The bill passed 249 to 175, which means that 175 representatives voted against it. Some of them may have valid reasons, I don’t know. However, Rep. Virginia Foxx of North Carolina took some time on the floor of the House to be mind-numbingly, stupidly, callous:
Yes, she just claimed that Matthew Shepard’s murder was not a hate crime. I know that nobody wants to think about this crime again, but it’s important: Matthew Shepard was targeted because he was gay. Two attackers approached him at a bar, claiming they were gay and befriending him, lured him into their vehicle and drove him to a remote area.

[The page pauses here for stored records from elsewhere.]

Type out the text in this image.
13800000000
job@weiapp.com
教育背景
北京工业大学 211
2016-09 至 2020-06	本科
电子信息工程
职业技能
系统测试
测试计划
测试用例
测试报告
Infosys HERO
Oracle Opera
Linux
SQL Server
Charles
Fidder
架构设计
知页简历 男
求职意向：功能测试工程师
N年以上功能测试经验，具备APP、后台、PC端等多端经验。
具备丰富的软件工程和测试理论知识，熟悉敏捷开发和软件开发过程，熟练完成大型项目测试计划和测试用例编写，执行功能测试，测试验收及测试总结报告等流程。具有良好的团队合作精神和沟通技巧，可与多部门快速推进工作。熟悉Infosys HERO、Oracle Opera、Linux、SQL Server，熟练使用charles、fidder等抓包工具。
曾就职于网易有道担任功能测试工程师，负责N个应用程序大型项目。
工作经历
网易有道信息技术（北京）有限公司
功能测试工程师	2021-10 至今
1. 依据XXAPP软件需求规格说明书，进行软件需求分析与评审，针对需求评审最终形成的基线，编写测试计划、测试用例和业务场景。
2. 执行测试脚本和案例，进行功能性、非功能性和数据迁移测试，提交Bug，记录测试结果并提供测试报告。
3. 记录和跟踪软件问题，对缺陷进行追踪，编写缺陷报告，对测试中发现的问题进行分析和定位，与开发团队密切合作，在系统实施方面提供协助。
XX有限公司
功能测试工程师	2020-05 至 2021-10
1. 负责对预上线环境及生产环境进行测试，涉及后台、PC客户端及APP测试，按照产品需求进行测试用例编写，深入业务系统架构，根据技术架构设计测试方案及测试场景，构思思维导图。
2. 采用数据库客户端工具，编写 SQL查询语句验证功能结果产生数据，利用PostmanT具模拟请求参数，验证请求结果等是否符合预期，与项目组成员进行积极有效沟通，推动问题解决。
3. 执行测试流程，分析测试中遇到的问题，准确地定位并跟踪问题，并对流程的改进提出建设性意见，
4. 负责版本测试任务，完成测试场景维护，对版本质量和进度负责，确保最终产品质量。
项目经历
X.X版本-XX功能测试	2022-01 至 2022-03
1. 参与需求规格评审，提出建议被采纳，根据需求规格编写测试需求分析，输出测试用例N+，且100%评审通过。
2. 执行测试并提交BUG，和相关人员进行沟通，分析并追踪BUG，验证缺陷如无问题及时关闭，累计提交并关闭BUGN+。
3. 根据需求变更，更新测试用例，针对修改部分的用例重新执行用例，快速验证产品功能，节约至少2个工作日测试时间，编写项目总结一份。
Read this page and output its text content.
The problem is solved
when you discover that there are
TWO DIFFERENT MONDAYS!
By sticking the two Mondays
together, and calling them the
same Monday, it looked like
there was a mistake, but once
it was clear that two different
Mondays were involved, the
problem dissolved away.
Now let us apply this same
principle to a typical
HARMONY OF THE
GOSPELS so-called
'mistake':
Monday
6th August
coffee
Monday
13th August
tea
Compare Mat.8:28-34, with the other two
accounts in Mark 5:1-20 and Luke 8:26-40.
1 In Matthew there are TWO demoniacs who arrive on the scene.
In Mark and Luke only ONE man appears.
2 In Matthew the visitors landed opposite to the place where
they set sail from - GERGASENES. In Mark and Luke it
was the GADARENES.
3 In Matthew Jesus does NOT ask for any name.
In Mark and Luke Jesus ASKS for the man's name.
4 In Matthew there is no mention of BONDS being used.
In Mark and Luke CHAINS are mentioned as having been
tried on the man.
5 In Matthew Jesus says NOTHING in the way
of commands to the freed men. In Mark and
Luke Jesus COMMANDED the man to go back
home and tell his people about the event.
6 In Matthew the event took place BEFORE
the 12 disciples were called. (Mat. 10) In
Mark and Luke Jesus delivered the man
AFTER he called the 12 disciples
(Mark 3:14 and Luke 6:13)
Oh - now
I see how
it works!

They robbed him, beat him severely, smashing his skull, and tied him to a fence. Then they left him there to die. Eighteen hours later, he was discovered by someone else, who mistook him for a scarecrow at first. He was still alive when he was found, but was in a coma, and died soon thereafter. The severity of the beating was such that the only part of his face that was not covered in blood when he was found were the tracks of his tears, which had washed the blood away.
The notion that this was not a hate crime is ridiculous on its face. Even when the attackers claimed they only intended to rob him, they still admitted to premeditatively targeting a gay man. Once they robbed him, they did not kill him to cover their crime, or in a panic — they tortured him, beat him savagely, and left him, bleeding on a fencepost, to die.
It’s unfair to other Republicans to judge them by the words of Rep. Foxx. But I can’t help but see a parallel here: Rep. Foxx can look at the Matthew Shepard case without seeing a hate crime. One assumes she also toes the party line, and that she can look at 83 waterboardings of Abu Zubaydah, or wrapping towels around detainees’ necks and slamming them repeatedly against the walls of their cells, or confining them in small boxes with insects, without seeing torture.
This is a sick blindness. This is an inhuman blindness. Something is wrong with Rep. Foxx, and something is wrong with the Republican Party, and something is wrong with a culture that elects them, when they systematically look at the pain and suffering and death of people — whether they’re our citizens or suspected enemies of the state — and attempt to trivialize them; and refuse to label them as what they are.